Cet écart oblige les constructeurs automobiles soit à proposer des véhicules électriques à des prix déficitaires, soit à s'acquitter des amendes. Toutefois, cette obligation comporte une clause de révision, qui fait actuellement l'objet de discussions visant à assouplir ces objectifs.

Plus précisément, la consultation propose quatre options : l'objectif principal de 80 % pour les voitures neuves pourrait être maintenu, ramené à 70 %, baisser à 60 % ou chuter à 50 %. La consultation prendra fin en octobre de cette année, après quoi une décision sera prise.

Le gouvernement insiste néanmoins sur le fait que l'objectif reste inchangé. L'interdiction des voitures neuves à essence et diesel prévue pour 2035 est maintenue. Les véhicules à essence et les véhicules hybrides légers seraient toujours interdits à partir de 2030, mais les hybrides complets et les hybrides rechargeables pourraient continuer à circuler pendant la période 2030-2035.

Croissance fulgurante

Opter pour cette dernière option signifierait que l'autre moitié des ventes de voitures en Grande-Bretagne devrait être constituée de véhicules hybrides rechargeables (PHEV). De plus, le marché devrait passer de 50 à 100 % en seulement cinq ans.

La consultation reconnaît ouvertement que ce scénario nécessiterait la croissance la plus rapide de toutes les options envisagées après 2030. Les chiffres sont éloquents. Une analyse réalisée par Carbon Brief estime qu’un assouplissement de l’objectif à 50 % pourrait entraîner une diminution pouvant aller jusqu’à 3 millions de véhicules électriques à batterie sur les routes britanniques d’ici 2030.

Cette révision n'a pas échappé aux critiques. La proposition visant à édulcorer la plus grande politique climatique du Royaume-Uni a été présentée au lendemain d'une journée où les températures dans le pays ont atteint un record de 38 °C, provoquant des incendies de forêt qui ont détruit des habitations. Parallèlement, la transition vers l'électricité est considérée comme le principal facteur de réduction des émissions de cette décennie et comme un remède décisif au changement climatique.

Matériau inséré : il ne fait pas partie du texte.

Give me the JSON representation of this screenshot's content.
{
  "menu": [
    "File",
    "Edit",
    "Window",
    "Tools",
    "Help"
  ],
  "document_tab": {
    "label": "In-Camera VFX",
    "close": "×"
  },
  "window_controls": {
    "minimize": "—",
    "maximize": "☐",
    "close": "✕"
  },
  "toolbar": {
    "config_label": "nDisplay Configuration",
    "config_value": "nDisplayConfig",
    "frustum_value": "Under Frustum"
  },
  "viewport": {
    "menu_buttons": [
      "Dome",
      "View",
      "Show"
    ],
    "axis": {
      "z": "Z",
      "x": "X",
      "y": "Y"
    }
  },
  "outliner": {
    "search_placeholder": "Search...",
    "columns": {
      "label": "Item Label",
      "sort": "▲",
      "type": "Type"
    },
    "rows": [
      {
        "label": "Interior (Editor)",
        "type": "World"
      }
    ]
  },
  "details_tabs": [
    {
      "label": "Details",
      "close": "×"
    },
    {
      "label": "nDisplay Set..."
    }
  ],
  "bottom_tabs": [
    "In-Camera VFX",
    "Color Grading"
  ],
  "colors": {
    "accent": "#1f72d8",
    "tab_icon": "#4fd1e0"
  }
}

De son côté, le gouvernement invoque les prix élevés de l'énergie industrielle, la concurrence internationale et les incertitudes quant à l'accès aux marchés d'exportation comme autant de pressions supplémentaires pesant sur les constructeurs automobiles.

Ce n'est pas le seul

Pourtant, le marché est loin de s'effondrer. La Grande-Bretagne a enregistré la part de ventes de véhicules zéro émission la plus élevée parmi les principaux marchés européens en 2024 et 2025 – à l'exception des pays scandinaves tels que la Norvège et le Danemark.

Une voiture neuve sur quatre vendues est déjà électrique. Le gouvernement britannique indique que plus de 160 000 conducteurs ont bénéficié de sa subvention de 2 milliards de livres sterling pour l'achat de voitures électriques, et que plus de 120 000 bornes de recharge publiques ont été installées.

Mais le Royaume-Uni n'est pas le seul gouvernement à faire marche arrière. La Commission européenne a proposé en décembre dernier d'assouplir la règle relative aux émissions de CO₂ des voitures pour 2035, en ramenant l'objectif de 100 % à 90 %, ce qui ouvre une marge de manœuvre de 10 % pour les carburants synthétiques et les crédits d'acier à faible teneur en carbone.

Pour les utilitaires légers, elle a proposé de ramener l'objectif pour 2030 de 50 % à 40 %. La Grande-Bretagne ayant l’intention de maintenir son objectif de 100 % de véhicules zéro émission pour 2035, le pays continuerait d’appliquer une réglementation finale plus stricte que celle du continent. Et, comme mentionné précédemment, l’interdiction prévue pour 2035 n’est pas remise en cause.